4 Keys for Starting & Ending a Car Loan Without the Stress
Getting approved for an auto loan can excite you, but also put you on edge a bit. You can probably relate to the feeling. It’s exciting because you now know that there’s a means of paying for a car without starving yourself or draining your bank account. But it’s a bit nerve-wracking, because you also realize how much of a commitment it can be. In these days where life is getting less predictable, whether it’s from a lack of job security or a shaky economy, you probably wonder if a time will come when you’ll have difficulty paying off your bills and debts. And it’s understandable. Fortunately, there are ways to make all of these commitments affordable, including a newly approved car loan.
Loan: A Synonym for Burden?
There are certain terms that we associate as being burdensome. Mortgages, contracts, loans – you’d probably agree that after a while, getting your monthly statements for anyone of these things leads to sighs and eye rolls. After all, you’d probably want to see your money go towards something else. But wouldn’t you also agree that if you weren’t concerned about having enough money, making such payments wouldn’t stress you out as much?
Taking the weight off
- Make it affordable – You wouldn’t fret over the price of gum would you? No – it’s affordable. Although a loan will never be as cheap as a pack of Doublemint, you can feel as worry-free as you would be when buying gum if you make the loan affordable.
- Make it practical – When you NEED something, you’ll make sacrifices for it to have it or maintain it. So if you value your car, you’ll see it as a necessity, and will start to put non-essential expenses on the backburner.
- Make it flexible – Loans often make people feel boxed in. But the reality is that there is room for you to make them easier to commit to. In most cases, all it takes is for you to ask a lender the right questions.

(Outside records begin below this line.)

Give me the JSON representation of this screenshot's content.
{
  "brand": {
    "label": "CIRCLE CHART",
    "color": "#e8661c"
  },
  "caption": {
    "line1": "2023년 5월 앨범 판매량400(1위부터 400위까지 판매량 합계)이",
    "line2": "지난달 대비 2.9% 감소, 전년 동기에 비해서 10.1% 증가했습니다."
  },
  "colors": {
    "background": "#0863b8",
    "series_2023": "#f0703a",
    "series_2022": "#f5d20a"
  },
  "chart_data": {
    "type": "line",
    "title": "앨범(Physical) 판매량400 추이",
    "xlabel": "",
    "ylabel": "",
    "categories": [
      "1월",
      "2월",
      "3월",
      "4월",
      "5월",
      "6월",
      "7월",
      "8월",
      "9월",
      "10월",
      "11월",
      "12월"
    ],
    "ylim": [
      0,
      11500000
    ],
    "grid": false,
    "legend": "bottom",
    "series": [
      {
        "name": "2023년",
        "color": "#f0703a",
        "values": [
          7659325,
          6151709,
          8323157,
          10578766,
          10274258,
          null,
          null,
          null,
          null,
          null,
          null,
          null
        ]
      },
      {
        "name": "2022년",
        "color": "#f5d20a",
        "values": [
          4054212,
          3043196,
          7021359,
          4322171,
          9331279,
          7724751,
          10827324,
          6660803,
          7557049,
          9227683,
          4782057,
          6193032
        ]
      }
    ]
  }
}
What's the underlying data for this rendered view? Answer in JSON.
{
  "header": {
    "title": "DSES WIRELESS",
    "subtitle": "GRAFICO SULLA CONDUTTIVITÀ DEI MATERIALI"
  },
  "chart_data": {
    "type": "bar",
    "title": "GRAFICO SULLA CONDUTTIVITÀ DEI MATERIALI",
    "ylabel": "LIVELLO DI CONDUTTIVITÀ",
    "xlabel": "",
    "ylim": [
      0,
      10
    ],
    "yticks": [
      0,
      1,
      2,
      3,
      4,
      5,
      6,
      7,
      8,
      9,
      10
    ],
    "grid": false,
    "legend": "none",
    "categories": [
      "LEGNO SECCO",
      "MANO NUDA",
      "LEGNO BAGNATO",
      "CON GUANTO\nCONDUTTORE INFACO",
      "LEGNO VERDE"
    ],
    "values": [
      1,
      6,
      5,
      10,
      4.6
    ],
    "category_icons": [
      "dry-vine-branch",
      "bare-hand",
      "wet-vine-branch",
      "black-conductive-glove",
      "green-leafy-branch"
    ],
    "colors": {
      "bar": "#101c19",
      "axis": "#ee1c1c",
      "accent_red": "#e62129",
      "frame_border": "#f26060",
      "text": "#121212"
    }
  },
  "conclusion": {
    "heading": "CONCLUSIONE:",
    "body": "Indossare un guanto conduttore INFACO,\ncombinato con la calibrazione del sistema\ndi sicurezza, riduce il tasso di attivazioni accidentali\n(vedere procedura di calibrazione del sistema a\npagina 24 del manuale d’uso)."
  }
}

Consider your income power
During the approval process, your lender is going to do a lot of snooping around to find out if you’re worth the risk. And that includes your income. You can stay a couple steps ahead, even sparing yourself from loan denial, by comparing your earnings with the size of the loan you want. It’s true that there are several variables that determine whether or not you can get approved, but your income does come into play. Lenders are pretty good at matching your income with the amount of money you want to borrow. If the suggested monthly payment seems unrealistic for you, then it will be an obstacle.
But affordability is something you should think of beforehand – it doesn’t take a lender to tell you what’s suitable for you. Take time to calculate a realistic monthly payment. If you can already see that it’s going to be a struggle, then that alone should tell you to reconsider.
Consider your credit score
You don’t need to check your credit profile constantly since doing so might lead to a drop in your score. However, you can always keep an idea of where it is. For example, there are ways to estimate where it stands (such as the Experian Credit Tracker app which provides an educated guess). You might not land on the exact number, but you can have a solid idea as to where you stand (ie. excellent, good, fair) if you keep good track of your finances. Having such awareness will help you decide if it’s worth going for a certain loan or not. Just keep in mind, though, that your credit score isn’t the sole factor that will get you approved or denied for a loan.
Bigger down payments
If you want to do yourself a huge favour, put more money down on your auto loan. You’ve probably heard these words before, but it’s not always easy to follow. This is certainly true if you’re tempted to buy a new car you truly love at 0% down. With that said, if you’ve worked out the cost and it will be easy on your monthly budget, then by all means, go for it. You just have to be conscious of interest rates and depreciation.
But there’s also the idea of buying a car you can actually afford. The shiny new BMW or Audi may look great in your driveway, but the monthly statement can put a pin through your bubble, so-to-speak. Unlike a 50 inch smart T.V., which you can probably pay off rather quickly, a car is a major commitment, and you can easily pay more than the suggested price (add-ons, interest rates).
Refinance when possible
Earlier on, we mentioned the importance of making a loan flexible. You can do that by taking advantage of opportunities to refinance your loan, provided they are available to you. Doing so can make it much easier to pay for your vehicle in both the short and long term. Of course, you’ll want to look for the ideal times to refinance.
When should you refinance?
- When a lower interest rate than the one you’re currently paying is available
- If your credit score has improved over a period of time
- If you’re in a lengthy auto loan term ( 5 – 8+ years)
You should also be aware of times when refinancing is not so ideal. For example, if it ends up extending your loan, then you might want to skip out on it altogether. Also, if your current agreement is riddled with fees that might cancel out on any savings, it’s better to leave this option alone. But if these conditions don’t apply to you, it’s worth looking into refinancing.
A Load off Your Back
There’s no denying the mixed emotions that an auto loan can evoke. You might feel elated, contented, confident, nervous or even a bit intimidated. But even the feelings you’d consider negative have their purpose, and that’s to keep you grounded and responsible. Confidence – the feeling you really want to experience when signing a deal – is one you can feel if you prepare yourself for the loan commitment in advance. In fact, it’s safe to say that the people who have problems paying for a loan, are the ones who underestimate the costs, the limits of their budget and the long-term impact it would have on their finances. So don’t be like them. Understand what you’re getting into before signing the dotted lines!